Adding Value
- Rosetta Mandisa
- Feb 17, 2020
- 3 min read
My morning drive has changed a bit. Before the summer of 2019, the only person I had to worry about getting up in the morning was myself. The other folks in the house were old enough to see after themselves. I got myself ready, packed my lunch and was out the door most days by 6:20am. On my ride to work, I listened to one of the many motivational speakers or ministers I enjoy. The drive was usually smooth. I arrived at work with plenty of time to spare before I started my morning duty.
Since August 2019, my peaceful, quiet mornings are quite rushed and many times chaotic. Not only do I now hav
e to get up about thirty minutes earlier to get myself ready, I now have a four year old that requires extra attention in the mornings. What used to be a smooth transition from home to work is now a series of go, go, go and did I forget anything? If I am lucky and I do mean lucky, I can get out of the house by 6:30am, hoping for just enough time to arrive at work, drop my stuff in my classroom and get to my duty before the bell rings.

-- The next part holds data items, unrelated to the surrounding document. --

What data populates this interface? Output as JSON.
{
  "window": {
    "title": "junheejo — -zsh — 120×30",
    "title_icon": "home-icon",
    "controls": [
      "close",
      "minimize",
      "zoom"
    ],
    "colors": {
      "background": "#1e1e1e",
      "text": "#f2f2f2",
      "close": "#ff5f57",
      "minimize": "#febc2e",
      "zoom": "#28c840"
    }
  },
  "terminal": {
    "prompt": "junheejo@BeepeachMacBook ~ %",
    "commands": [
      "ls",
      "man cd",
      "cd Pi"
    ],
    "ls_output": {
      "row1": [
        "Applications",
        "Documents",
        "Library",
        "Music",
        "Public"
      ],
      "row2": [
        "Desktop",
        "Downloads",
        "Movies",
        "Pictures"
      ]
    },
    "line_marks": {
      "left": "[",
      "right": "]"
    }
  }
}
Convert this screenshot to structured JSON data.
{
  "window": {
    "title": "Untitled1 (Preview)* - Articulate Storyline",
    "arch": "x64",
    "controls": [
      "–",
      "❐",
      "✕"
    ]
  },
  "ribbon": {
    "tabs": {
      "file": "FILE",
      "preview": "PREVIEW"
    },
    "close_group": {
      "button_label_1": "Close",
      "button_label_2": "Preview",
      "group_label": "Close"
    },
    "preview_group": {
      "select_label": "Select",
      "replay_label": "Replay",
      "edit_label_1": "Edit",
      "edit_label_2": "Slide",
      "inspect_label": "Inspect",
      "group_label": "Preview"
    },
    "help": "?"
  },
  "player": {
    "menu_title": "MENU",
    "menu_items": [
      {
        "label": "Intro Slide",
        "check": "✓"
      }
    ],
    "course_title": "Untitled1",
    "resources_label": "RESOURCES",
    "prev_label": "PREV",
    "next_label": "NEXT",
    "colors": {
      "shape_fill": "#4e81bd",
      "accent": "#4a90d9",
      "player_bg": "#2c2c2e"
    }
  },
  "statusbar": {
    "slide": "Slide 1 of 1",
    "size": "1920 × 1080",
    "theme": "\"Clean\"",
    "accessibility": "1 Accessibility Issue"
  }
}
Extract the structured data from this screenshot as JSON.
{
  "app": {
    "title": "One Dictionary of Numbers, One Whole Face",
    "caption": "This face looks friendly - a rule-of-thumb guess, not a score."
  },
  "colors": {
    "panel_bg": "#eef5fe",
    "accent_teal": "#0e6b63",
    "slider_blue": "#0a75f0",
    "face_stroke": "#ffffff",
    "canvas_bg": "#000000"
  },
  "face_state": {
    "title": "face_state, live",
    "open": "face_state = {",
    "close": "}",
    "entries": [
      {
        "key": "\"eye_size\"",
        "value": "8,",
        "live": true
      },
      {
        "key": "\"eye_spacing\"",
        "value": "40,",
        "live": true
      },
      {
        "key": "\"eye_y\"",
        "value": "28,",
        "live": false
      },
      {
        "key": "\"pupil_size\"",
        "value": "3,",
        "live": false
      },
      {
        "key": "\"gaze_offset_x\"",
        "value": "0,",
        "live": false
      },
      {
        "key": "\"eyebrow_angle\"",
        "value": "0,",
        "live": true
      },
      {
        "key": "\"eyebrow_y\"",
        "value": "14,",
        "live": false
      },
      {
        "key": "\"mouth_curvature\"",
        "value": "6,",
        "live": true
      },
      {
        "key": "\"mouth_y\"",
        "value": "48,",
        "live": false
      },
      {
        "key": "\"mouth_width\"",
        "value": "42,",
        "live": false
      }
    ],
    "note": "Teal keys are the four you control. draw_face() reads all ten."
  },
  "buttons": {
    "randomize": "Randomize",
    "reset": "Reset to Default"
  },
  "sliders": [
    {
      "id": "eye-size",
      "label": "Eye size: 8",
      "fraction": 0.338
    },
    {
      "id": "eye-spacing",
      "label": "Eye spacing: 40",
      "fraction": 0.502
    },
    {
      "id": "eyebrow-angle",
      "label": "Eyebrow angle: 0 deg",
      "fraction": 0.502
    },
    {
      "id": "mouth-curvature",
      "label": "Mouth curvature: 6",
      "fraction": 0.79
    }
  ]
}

My morning motivational drive now includes listening to Veggie Tales on the way to daycare. After dropping off the boy at daycare, I sit in the circular drive for a few minutes trying to find some adult inspiration that will slow down my rushed anxiety and push me toward a great, positive attitude. On one of these crazy mornings last week I came across a message by Eric Thomas.
If you’ve never listened to a message by Eric Thomas, I suggest you give one a try. He has an energy that is out of this world. If ET can’t get you pumped and thinking along different lines, no one can. So I’m listening to Eric and toward the end of his message he begins to share about his early relationship with his wife. He stated that he was talking to his wife one day about the lack of intimacy in their relationship. She replied to him that it was hard for her to think about being intimate when she was concerned about working and providing for their family. Basically, it’s kind of hard to think about intimacy when you’re worried about bills.
Although he was working on building himself and his business, Eric discovered within himself that it is hard for women to be women and do women things when they have to not only be women but part man too. The man part being providers and supporters of the family and household. Not saying that women shouldn’t be providers or supporters but if a women is in a relationship with someone who is not doing their fair share and she is taking on the brunt of the household responsibility, the last thing on her mind is going to be building on or strengthening the relationship with her partner.
Like I said, ET makes your think! This particular talk made me think about how positions in relationships have changed some over the years. At the time my parents were together my dad stayed the main provider and supporter of our family. Dad worked, mom took care of the house. My mom worked because she wanted to but both my parents made it known to us that dad was the provider of our family. My mom really was free to do and be what she wanted.
Personally, I think when single mother households grew, so did the thought and expectation that women could do it all. And we can but why should we need to when we are in a relationship with someone who is more than capable of providing and supporting the household too. Of course, if that partner can’t be the provider and supporter you need, it’s time to find a new partner!